The tour has both needed and suffered from Michael's heft all along. Besides freighting an amount of equipment unprecedented even for a rock extravaganza—375 tons of it in 22 semitrailers, including two outdoor stages and one indoor stage, 64,000 lbs. of sound-and-light equipment, and eleven hydraulic elevators—the Jacksons had to shoulder the weight of Michael's colossal celebrity. That might not, at first, seem like such a burden. It was the monster success of Michael's Thriller album, which seems to have turned into a kind of long-playing Guinness statistic (35 million copies sold to date: seven Top Ten singles off the album, of which two became No. 1), that made the brothers into a superstar attraction and moved promoters to promise astronomical advances to book the tour. If Michael had decided to stay home and play with the animals in his private zoo, it is doubtful that his brothers could have pulled down an advance of almost $41 million for a tour or driven such tough bargains on profit participation in everything from T-shirt sales to stadium parking fees.
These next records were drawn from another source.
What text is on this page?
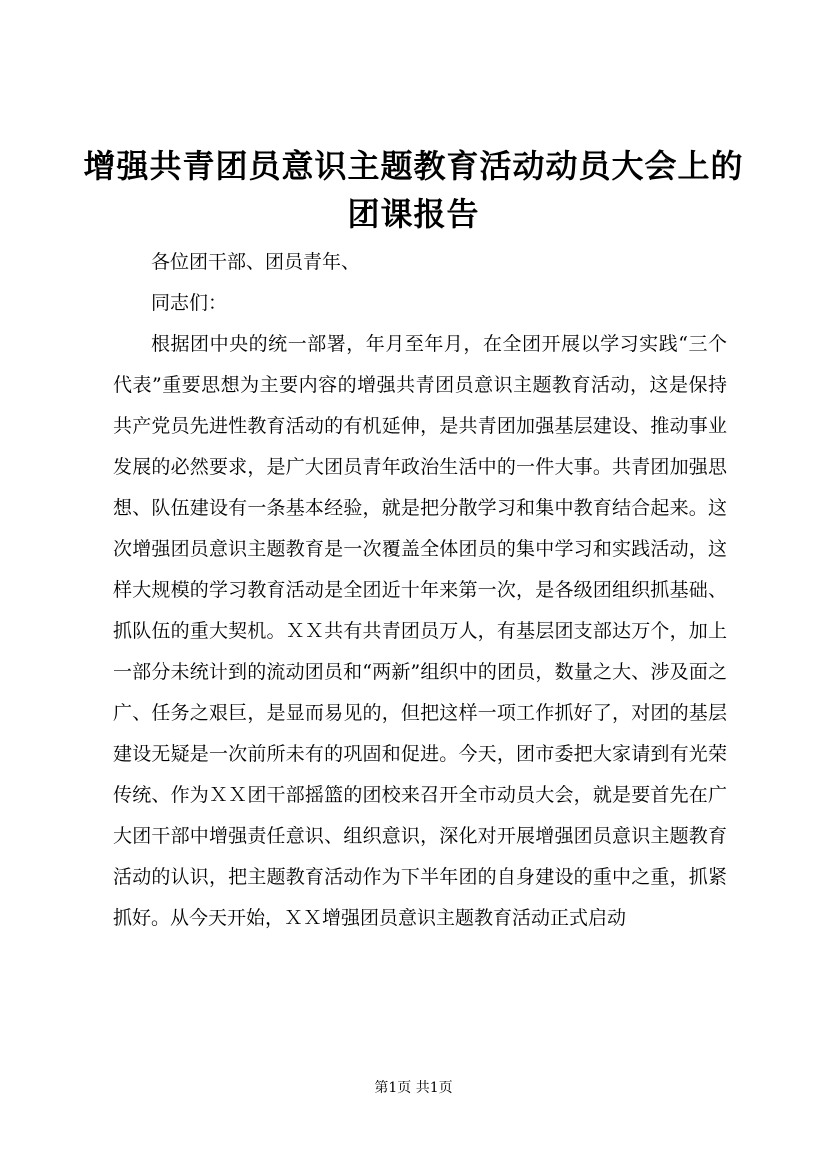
增强共青团员意识主题教育活动动员大会上的团课报告

各位团干部、团员青年、

同志们：

根据团中央的统一部署，年月至年月，在全团开展以学习实践“三个代表”重要思想为主要内容的增强共青团员意识主题教育活动，这是保持共产党员先进性教育活动的有机延伸，是共青团加强基层建设、推动事业发展的必然要求，是广大团员青年政治生活中的一件大事。共青团加强思想、队伍建设有一条基本经验，就是把分散学习和集中教育结合起来。这次增强团员意识主题教育是一次覆盖全体团员的集中学习和实践活动，这样大规模的学习教育活动是全团近十年来第一次，是各级团组织抓基础、抓队伍的重大契机。ＸＸ共有共青团员万人，有基层团支部达万个，加上一部分未统计到的流动团员和“两新”组织中的团员，数量之大、涉及面之广、任务之艰巨，是显而易见的，但把这样一项工作抓好了，对团的基层建设无疑是一次前所未有的巩固和促进。今天，团市委把大家请到有光荣传统、作为ＸＸ团干部摇篮的团校来召开全市动员大会，就是要首先在广大团干部中增强责任意识、组织意识，深化对开展增强团员意识主题教育活动的认识，把主题教育活动作为下半年团的自身建设的重中之重，抓紧抓好。从今天开始，ＸＸ增强团员意识主题教育活动正式启动

第1页 共1页
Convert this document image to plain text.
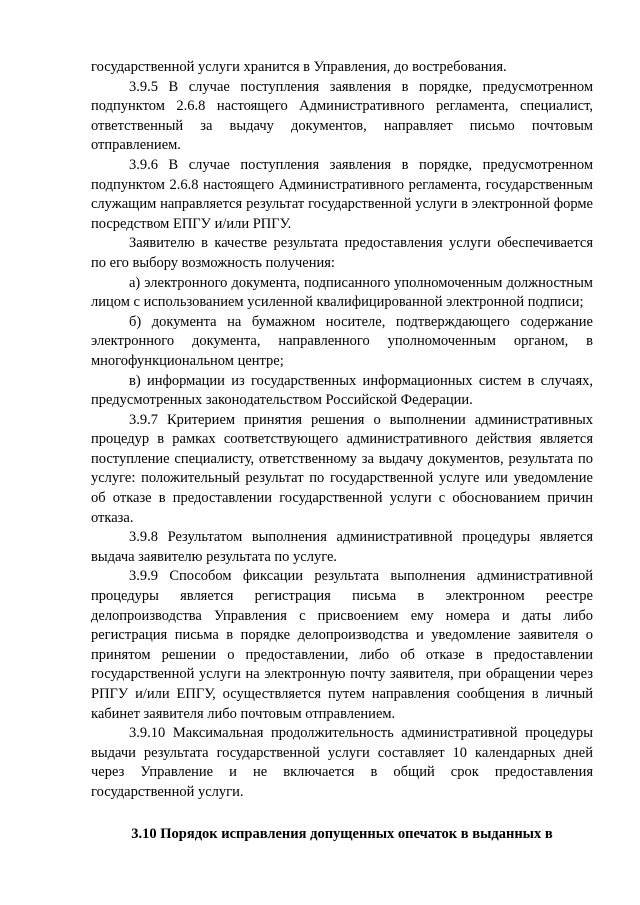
государственной услуги хранится в Управления, до востребования.

3.9.5 В случае поступления заявления в порядке, предусмотренном подпунктом 2.6.8 настоящего Административного регламента, специалист, ответственный за выдачу документов, направляет письмо почтовым отправлением.

3.9.6 В случае поступления заявления в порядке, предусмотренном подпунктом 2.6.8 настоящего Административного регламента, государственным служащим направляется результат государственной услуги в электронной форме посредством ЕПГУ и/или РПГУ.

Заявителю в качестве результата предоставления услуги обеспечивается по его выбору возможность получения:

а) электронного документа, подписанного уполномоченным должностным лицом с использованием усиленной квалифицированной электронной подписи;

б) документа на бумажном носителе, подтверждающего содержание электронного документа, направленного уполномоченным органом, в многофункциональном центре;

в) информации из государственных информационных систем в случаях, предусмотренных законодательством Российской Федерации.

3.9.7 Критерием принятия решения о выполнении административных процедур в рамках соответствующего административного действия является поступление специалисту, ответственному за выдачу документов, результата по услуге: положительный результат по государственной услуге или уведомление об отказе в предоставлении государственной услуги с обоснованием причин отказа.

3.9.8 Результатом выполнения административной процедуры является выдача заявителю результата по услуге.

3.9.9 Способом фиксации результата выполнения административной процедуры является регистрация письма в электронном реестре делопроизводства Управления с присвоением ему номера и даты либо регистрация письма в порядке делопроизводства и уведомление заявителя о принятом решении о предоставлении, либо об отказе в предоставлении государственной услуги на электронную почту заявителя, при обращении через РПГУ и/или ЕПГУ, осуществляется путем направления сообщения в личный кабинет заявителя либо почтовым отправлением.

3.9.10 Максимальная продолжительность административной процедуры выдачи результата государственной услуги составляет 10 календарных дней через Управление и не включается в общий срок предоставления государственной услуги.

3.10 Порядок исправления допущенных опечаток в выданных в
Or got so much rotten publicity, either.

According to one of Michael's closest advisers, when it comes to matters of professional strategy or decision making, one of the world's biggest stars just says, "I'm one of six," and casts his vote with Jermaine, Tito, Marlon, Randy and Jackie. This is not a soul-brother Partridge Family: the Jacksons are generously gifted all round. But it is clear to everyone, especially the fans, that Michael is the main attraction. As a result, Michael inevitably took the brunt of the considerable grievances being voiced about the tour.